- Plana Position of Plana in Bulgaria
- Coordinates: 42°29′6″N 23°24′35″E﻿ / ﻿42.48500°N 23.40972°E
- Country: Bulgaria
- Province: Sofia City
- Established: 22.07.1897

Government
- • Mayor: Vencislav Damyanov

Area
- • Total: 18.41 km^{2} (7.11 sq mi)
- Elevation: 1,250 m (4,100 ft)

Population (Census 2011)
- • Total: 73
- • Density: 0.26/km^{2} (0.67/sq mi)
- Time zone: UTC+2 (EET)
- • Summer (DST): UTC+3 (EEST)
- Postal code: 1475
- Area code: (+359) 02
- Website: Pancharevo Municipality

= Plana, Bulgaria =

Plana (Плана) is a village in Stolichna Municipality, Sofia City Province, Bulgaria.

==Geography==
Plana is a small village, situated along the Plana mountain ridge at 1200 m. above sea level.
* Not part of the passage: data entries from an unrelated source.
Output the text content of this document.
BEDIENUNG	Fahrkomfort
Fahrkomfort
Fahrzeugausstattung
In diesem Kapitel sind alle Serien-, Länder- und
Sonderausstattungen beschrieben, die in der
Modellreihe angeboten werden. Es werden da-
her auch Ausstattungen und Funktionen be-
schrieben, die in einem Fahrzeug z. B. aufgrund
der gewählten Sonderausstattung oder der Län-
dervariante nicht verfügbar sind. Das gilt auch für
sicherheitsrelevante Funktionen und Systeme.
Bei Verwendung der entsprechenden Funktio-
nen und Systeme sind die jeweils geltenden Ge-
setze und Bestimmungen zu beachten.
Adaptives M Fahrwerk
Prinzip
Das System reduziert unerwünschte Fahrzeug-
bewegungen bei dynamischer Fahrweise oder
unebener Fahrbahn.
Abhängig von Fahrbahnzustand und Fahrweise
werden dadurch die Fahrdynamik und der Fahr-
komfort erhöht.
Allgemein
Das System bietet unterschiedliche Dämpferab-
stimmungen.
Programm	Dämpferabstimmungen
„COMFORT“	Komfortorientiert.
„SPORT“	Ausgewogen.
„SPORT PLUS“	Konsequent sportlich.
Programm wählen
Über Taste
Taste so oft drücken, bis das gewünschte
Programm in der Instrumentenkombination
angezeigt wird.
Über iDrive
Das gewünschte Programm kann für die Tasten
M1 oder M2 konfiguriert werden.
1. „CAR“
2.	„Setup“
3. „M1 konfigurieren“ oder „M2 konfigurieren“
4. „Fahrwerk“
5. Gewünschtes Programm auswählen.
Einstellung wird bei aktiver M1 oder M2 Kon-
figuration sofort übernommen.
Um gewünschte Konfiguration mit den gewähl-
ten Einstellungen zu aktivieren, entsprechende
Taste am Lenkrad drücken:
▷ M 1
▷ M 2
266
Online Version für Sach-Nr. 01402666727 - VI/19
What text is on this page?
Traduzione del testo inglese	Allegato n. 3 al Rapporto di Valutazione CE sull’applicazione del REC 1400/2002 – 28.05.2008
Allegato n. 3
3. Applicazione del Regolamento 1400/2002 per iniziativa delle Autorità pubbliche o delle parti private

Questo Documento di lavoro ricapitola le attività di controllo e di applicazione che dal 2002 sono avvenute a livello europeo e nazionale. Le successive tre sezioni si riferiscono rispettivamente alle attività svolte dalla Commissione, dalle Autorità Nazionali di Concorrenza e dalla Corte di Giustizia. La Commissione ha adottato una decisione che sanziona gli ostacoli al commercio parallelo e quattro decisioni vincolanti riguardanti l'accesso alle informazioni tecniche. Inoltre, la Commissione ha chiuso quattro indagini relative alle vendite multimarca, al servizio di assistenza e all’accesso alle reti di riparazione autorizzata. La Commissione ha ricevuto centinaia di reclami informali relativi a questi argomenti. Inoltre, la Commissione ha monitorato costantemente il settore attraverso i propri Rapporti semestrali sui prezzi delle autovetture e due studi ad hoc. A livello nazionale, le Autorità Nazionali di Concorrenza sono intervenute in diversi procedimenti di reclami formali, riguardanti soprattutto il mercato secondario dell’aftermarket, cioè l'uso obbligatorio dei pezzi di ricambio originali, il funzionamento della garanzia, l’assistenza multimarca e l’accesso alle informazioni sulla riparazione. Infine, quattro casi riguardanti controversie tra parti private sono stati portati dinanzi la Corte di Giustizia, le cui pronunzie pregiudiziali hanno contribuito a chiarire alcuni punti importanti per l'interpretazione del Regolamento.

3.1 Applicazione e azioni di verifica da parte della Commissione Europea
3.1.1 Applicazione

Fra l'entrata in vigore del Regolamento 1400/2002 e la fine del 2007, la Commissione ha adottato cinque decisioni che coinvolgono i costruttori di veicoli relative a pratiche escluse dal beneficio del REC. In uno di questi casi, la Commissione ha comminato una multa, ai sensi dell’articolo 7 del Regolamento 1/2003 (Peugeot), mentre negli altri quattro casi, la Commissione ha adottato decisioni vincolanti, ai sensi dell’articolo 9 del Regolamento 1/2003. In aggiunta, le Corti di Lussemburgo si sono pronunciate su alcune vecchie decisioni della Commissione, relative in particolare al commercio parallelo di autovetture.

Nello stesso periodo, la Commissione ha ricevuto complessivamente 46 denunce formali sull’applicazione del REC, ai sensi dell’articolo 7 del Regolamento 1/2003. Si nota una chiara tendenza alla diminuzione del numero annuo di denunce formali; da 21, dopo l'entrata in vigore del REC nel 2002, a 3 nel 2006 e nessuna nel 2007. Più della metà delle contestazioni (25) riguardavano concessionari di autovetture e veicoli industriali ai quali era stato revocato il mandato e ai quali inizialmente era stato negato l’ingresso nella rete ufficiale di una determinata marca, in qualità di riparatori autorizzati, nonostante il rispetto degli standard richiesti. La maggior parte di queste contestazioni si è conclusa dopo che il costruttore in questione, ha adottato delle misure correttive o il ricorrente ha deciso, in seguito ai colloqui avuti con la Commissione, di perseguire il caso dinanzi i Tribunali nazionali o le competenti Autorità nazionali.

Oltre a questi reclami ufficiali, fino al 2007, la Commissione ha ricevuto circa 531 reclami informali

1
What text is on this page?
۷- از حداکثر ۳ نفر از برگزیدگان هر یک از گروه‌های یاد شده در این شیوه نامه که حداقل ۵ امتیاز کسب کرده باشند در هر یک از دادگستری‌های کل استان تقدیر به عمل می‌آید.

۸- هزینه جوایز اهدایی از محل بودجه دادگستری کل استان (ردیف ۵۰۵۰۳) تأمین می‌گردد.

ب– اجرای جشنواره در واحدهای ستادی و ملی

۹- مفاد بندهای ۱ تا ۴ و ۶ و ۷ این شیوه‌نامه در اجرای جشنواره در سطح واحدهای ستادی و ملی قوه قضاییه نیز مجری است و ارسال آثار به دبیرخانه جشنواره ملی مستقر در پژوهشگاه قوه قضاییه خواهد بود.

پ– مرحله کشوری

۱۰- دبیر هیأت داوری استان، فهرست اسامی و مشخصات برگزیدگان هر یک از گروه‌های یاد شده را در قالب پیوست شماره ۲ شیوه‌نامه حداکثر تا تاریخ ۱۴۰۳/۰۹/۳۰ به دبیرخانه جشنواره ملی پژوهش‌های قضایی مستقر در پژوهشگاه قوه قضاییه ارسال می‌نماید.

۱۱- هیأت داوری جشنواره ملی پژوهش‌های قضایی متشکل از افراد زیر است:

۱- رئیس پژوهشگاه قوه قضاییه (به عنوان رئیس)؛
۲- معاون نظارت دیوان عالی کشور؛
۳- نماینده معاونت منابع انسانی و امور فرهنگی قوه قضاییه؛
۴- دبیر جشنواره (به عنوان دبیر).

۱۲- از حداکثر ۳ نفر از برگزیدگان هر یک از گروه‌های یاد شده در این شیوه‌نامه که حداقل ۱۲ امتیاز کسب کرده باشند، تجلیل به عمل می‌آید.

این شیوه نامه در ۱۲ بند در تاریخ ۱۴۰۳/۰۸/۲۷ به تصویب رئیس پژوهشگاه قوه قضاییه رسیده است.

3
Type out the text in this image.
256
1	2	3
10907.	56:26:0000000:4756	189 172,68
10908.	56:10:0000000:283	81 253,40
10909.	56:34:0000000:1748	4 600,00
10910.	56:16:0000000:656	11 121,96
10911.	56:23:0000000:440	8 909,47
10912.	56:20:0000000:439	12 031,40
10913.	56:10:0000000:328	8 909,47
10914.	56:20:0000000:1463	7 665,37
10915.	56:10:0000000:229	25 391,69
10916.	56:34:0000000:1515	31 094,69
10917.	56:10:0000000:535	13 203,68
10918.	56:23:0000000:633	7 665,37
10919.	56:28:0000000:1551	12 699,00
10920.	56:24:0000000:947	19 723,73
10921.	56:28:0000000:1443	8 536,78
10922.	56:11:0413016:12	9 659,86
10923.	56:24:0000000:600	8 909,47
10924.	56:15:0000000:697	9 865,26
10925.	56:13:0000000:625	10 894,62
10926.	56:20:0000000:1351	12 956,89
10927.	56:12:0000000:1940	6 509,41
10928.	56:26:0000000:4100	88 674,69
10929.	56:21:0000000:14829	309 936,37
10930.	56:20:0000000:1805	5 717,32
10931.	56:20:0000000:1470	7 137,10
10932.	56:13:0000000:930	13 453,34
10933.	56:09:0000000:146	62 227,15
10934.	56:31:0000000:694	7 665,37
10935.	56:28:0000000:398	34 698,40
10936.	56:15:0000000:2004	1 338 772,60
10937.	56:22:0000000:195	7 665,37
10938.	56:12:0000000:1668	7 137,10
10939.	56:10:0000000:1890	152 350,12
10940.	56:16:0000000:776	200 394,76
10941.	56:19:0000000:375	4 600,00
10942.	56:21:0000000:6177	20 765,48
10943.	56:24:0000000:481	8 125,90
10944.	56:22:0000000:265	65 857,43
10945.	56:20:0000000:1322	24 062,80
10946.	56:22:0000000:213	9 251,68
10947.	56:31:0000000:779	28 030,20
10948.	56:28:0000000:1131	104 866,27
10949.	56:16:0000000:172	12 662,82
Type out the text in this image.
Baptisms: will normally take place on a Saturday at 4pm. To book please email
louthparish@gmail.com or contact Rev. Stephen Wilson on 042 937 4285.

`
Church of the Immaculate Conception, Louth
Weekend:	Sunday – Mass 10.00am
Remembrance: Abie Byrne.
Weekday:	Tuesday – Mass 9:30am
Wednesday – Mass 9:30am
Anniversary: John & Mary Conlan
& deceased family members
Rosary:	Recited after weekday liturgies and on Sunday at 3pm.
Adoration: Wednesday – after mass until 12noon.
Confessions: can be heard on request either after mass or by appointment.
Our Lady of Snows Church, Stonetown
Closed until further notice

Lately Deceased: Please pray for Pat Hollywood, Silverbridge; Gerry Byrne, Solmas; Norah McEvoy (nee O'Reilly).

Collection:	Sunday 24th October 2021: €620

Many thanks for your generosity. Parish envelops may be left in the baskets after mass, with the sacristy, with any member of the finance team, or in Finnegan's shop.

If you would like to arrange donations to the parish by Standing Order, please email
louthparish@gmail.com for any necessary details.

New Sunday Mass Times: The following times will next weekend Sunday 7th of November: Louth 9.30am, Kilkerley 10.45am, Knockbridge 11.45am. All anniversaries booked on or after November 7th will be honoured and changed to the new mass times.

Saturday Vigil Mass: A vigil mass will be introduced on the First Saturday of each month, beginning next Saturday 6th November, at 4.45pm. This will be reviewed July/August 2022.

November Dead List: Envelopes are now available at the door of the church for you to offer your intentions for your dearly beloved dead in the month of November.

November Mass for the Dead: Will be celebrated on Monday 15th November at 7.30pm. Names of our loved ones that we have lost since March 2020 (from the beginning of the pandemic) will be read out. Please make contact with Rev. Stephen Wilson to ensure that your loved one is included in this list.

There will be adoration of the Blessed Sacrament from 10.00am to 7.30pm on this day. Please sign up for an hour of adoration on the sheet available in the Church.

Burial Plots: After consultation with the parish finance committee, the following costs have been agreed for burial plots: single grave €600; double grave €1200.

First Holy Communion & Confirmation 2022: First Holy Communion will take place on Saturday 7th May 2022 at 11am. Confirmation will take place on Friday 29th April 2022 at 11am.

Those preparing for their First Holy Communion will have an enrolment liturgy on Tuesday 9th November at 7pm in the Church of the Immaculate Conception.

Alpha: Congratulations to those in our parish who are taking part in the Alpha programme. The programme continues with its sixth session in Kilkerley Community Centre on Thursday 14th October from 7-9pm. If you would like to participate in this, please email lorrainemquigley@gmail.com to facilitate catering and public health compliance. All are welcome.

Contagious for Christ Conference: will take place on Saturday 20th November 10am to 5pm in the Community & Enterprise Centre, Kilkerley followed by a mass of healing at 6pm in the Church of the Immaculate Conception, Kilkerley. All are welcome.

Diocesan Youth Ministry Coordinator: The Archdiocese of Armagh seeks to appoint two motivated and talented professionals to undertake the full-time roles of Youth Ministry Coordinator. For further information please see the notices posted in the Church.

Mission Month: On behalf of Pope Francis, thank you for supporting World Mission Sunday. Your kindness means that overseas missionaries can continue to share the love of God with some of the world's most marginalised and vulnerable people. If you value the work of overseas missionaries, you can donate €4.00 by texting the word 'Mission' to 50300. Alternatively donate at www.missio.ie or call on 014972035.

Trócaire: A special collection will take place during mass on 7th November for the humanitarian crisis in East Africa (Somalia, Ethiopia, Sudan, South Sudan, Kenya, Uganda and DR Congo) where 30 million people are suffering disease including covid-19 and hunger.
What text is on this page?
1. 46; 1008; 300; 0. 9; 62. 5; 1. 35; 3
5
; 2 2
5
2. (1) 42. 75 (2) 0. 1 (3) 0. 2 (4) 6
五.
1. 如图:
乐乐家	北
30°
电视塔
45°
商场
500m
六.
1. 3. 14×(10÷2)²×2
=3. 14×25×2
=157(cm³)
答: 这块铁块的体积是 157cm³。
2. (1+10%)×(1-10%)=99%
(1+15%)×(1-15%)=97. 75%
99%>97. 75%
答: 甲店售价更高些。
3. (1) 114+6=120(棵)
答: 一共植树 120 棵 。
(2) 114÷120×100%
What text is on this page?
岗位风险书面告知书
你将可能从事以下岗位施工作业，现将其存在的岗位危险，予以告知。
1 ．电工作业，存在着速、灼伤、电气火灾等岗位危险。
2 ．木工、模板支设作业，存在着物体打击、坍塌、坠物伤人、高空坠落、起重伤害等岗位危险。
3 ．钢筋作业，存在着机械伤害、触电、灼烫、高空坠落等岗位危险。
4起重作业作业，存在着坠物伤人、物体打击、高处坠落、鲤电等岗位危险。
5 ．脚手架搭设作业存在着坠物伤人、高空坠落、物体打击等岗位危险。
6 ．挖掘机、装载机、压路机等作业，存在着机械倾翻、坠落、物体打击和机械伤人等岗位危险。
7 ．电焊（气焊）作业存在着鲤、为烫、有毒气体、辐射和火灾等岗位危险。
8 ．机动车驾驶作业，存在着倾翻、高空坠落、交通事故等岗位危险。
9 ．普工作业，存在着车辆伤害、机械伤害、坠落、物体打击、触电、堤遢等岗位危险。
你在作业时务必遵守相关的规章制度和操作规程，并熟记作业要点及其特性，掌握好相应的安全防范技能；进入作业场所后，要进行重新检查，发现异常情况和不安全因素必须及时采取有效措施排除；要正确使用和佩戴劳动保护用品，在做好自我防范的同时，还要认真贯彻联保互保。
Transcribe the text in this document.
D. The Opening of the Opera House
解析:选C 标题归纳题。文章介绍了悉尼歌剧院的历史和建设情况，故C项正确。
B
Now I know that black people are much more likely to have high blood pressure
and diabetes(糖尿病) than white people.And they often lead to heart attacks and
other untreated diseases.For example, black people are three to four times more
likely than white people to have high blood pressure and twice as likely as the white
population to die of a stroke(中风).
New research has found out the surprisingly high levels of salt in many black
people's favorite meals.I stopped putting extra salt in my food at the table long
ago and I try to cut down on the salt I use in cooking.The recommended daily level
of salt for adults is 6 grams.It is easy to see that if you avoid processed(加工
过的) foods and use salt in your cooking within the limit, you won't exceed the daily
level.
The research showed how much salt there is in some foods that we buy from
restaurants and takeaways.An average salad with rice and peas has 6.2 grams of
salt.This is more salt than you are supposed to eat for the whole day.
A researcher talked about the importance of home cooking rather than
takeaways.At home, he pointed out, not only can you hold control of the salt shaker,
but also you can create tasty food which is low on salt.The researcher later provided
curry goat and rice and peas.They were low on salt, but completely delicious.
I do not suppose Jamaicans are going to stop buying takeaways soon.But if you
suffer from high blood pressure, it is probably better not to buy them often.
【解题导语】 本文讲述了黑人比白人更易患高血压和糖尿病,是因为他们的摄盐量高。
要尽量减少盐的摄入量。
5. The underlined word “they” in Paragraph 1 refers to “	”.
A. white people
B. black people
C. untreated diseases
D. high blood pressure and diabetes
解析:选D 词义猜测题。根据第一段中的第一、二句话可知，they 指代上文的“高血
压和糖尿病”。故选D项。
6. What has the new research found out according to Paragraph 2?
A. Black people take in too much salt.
It is divided into several neighborhoods - Masova, Kalenderova, Tourmachka, Charshiska, etc.

==History==
Its population has Aegean root and is composed of settlers from the nearby village Chuypetlovo, located on the south slope of Vitosha mountain.
Under the Ottoman rule of Bulgaria, there had been a Turkish farm which was the workplace of a lot of Chuypetlovo villagers. The big distance between the farm and their homes led to them moving closer, domestic workers first, and soon after - agricultural workers who bought the land from the farm for their homes.